Back then, cancer patients were given six months to live, if they were lucky. David senior followed Hobson’s advice, went back to Glasgow and started undergoing treatment at a radiation clinic. He and a nurse who worked there became close. “He would see her every day,” said David junior. “During those three weeks of hell, they fell in love.”

After two weeks, David’s father asked the young nurse to marry him. “His diagnosis was six months. They fell in love and wanted to get that done before it was too late.”

Despite the urgency the young lovers felt, David’s grandfather, his mother’s father, made the couple wait a year. “He said, if you’re still around in a year’s time, you can ask her again.”

After a man has testicular cancer, it’s not easy for him to become a father. David said his parents were told that they might never be able to have children. “They started trying when they got married and I came along 11 years later.”

During those years, David senior hadn’t forgotten about Hobson. After he returned to Scotland he wrote to him. Years later, when Hobson was cleaning out his desk at his office, he found the letter. “I wondered if he was still around, because I remembered him as a bright and pleasant young fellow.”

Hobson wrote to David senior, who wrote back soon after, describing how his life had evolved. “It was very gratifying to find out that he had done so well after having a pretty dire diagnosis for a young fellow,” Hobson said.
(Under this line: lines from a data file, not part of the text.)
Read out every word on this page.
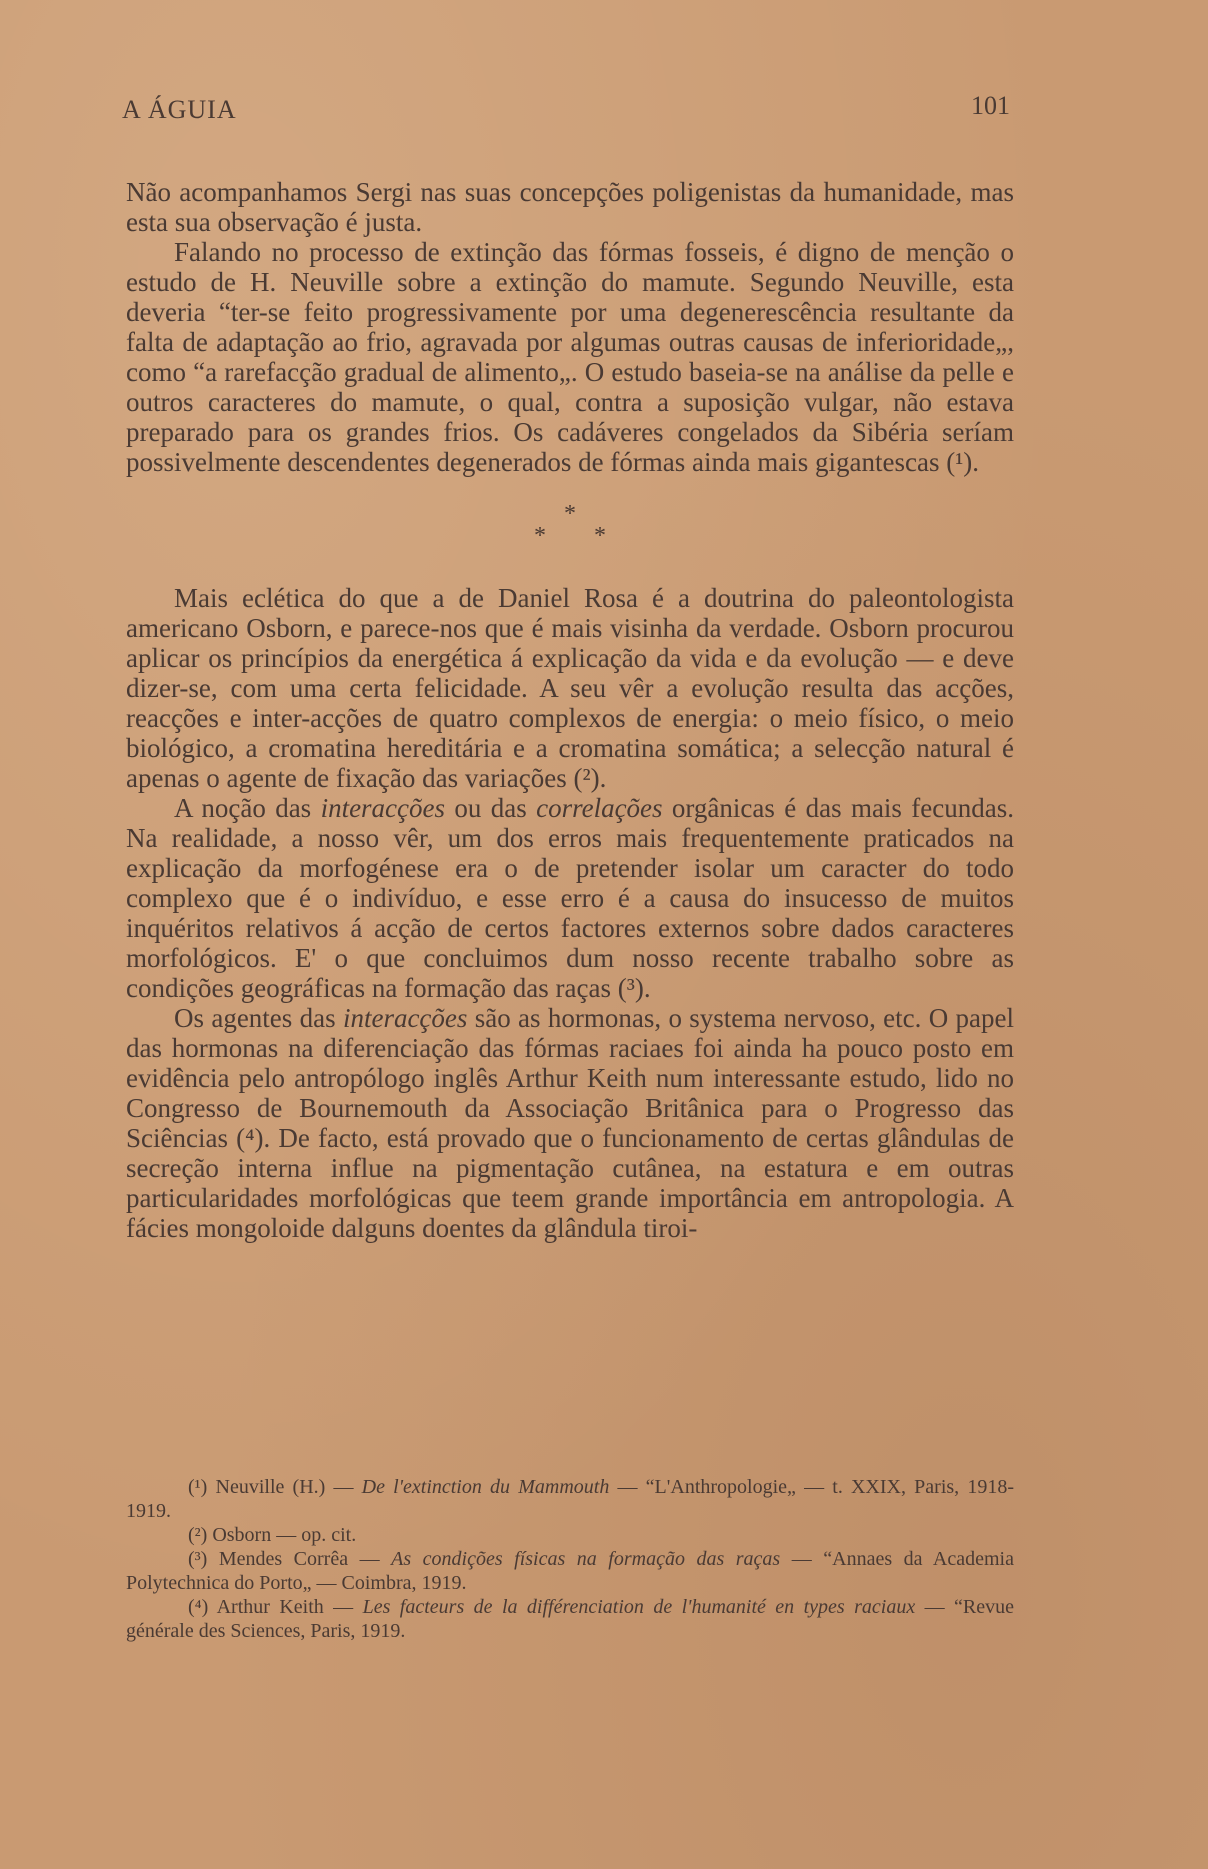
A ÁGUIA	101

Não acompanhamos Sergi nas suas concepções poligenistas da humanidade, mas esta sua observação é justa.

Falando no processo de extinção das fórmas fosseis, é digno de menção o estudo de H. Neuville sobre a extinção do mamute. Segundo Neuville, esta deveria “ter-se feito progressivamente por uma degenerescência resultante da falta de adaptação ao frio, agravada por algumas outras causas de inferioridade„, como “a rarefacção gradual de alimento„. O estudo baseia-se na análise da pelle e outros caracteres do mamute, o qual, contra a suposição vulgar, não estava preparado para os grandes frios. Os cadáveres congelados da Sibéria seríam possivelmente descendentes degenerados de fórmas ainda mais gigantescas (¹).

*
* *

Mais eclética do que a de Daniel Rosa é a doutrina do paleontologista americano Osborn, e parece-nos que é mais visinha da verdade. Osborn procurou aplicar os princípios da energética á explicação da vida e da evolução — e deve dizer-se, com uma certa felicidade. A seu vêr a evolução resulta das acções, reacções e inter-acções de quatro complexos de energia: o meio físico, o meio biológico, a cromatina hereditária e a cromatina somática; a selecção natural é apenas o agente de fixação das variações (²).

A noção das interacções ou das correlações orgânicas é das mais fecundas. Na realidade, a nosso vêr, um dos erros mais frequentemente praticados na explicação da morfogénese era o de pretender isolar um caracter do todo complexo que é o indivíduo, e esse erro é a causa do insucesso de muitos inquéritos relativos á acção de certos factores externos sobre dados caracteres morfológicos. E' o que concluimos dum nosso recente trabalho sobre as condições geográficas na formação das raças (³).

Os agentes das interacções são as hormonas, o systema nervoso, etc. O papel das hormonas na diferenciação das fórmas raciaes foi ainda ha pouco posto em evidência pelo antropólogo inglês Arthur Keith num interessante estudo, lido no Congresso de Bournemouth da Associação Britânica para o Progresso das Sciências (⁴). De facto, está provado que o funcionamento de certas glândulas de secreção interna influe na pigmentação cutânea, na estatura e em outras particularidades morfológicas que teem grande importância em antropologia. A fácies mongoloide dalguns doentes da glândula tiroi-

(¹) Neuville (H.) — De l'extinction du Mammouth — “L'Anthropologie„ — t. XXIX, Paris, 1918-1919.

(²) Osborn — op. cit.

(³) Mendes Corrêa — As condições físicas na formação das raças — “Annaes da Academia Polytechnica do Porto„ — Coimbra, 1919.

(⁴) Arthur Keith — Les facteurs de la différenciation de l'humanité en types raciaux — “Revue générale des Sciences, Paris, 1919.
Sadly, cancer caught up to David’s dad a second time. “As they found with a lot of cancer patients back then, the radiation therapy that they received would be the cause of later cancers,” David junior said. “In the 60s the treatment that they had was new and they didn’t really know the long-term effects of that.”

David senior died in August 2012. He was 64 years old. David pointed out he had an extra 40 years after he was given six months to live.

Throughout the time he was going through treatment again, his father said he wanted to go to Powell River, David said. “He wanted to meet Dr. Hobson, just to say thank you.”

After his father died, David took a look at his life and the things he said he was going to do someday. “It makes you look at what you actually want to do with your life. It had been my dream ever since I learned to snowboard, to spend the season in Canada.”

David was teaching math and physics at Grantown Grammar in Aviemore, but he decided to pursue his dream and took a sabbatical from his job.

Because he was under 30, he was able to obtain a working visa. He set off for Whistler, arriving in January, and he financed his dream by working in a ski rental shop.

Just before he returned to Scotland, he had one more trip to make, to Powell River, to visit Hobson. “It was a bit of closure for me, to be able to come and do that for him.”

Before he came, he emailed a few people, seeking help in locating the doctor who treated his father. Those emails led him to Kagume, who figured out it was Hobson.

When Kagume phoned him to find out if he might be the doctor who treated David senior, Hobson said he was really surprised.

David junior’s visit was memorable for Hobson as well. “It was really pleasant to meet such a nice young man. I commended him for having an adventure like his father did in coming to Canada, and recognizing his real interest in making this pilgrimage in memory of his father.”

Although his time in Powell River was short, David said he loved the landscape and the views. He could see why the area made such an impression on his father all those years ago.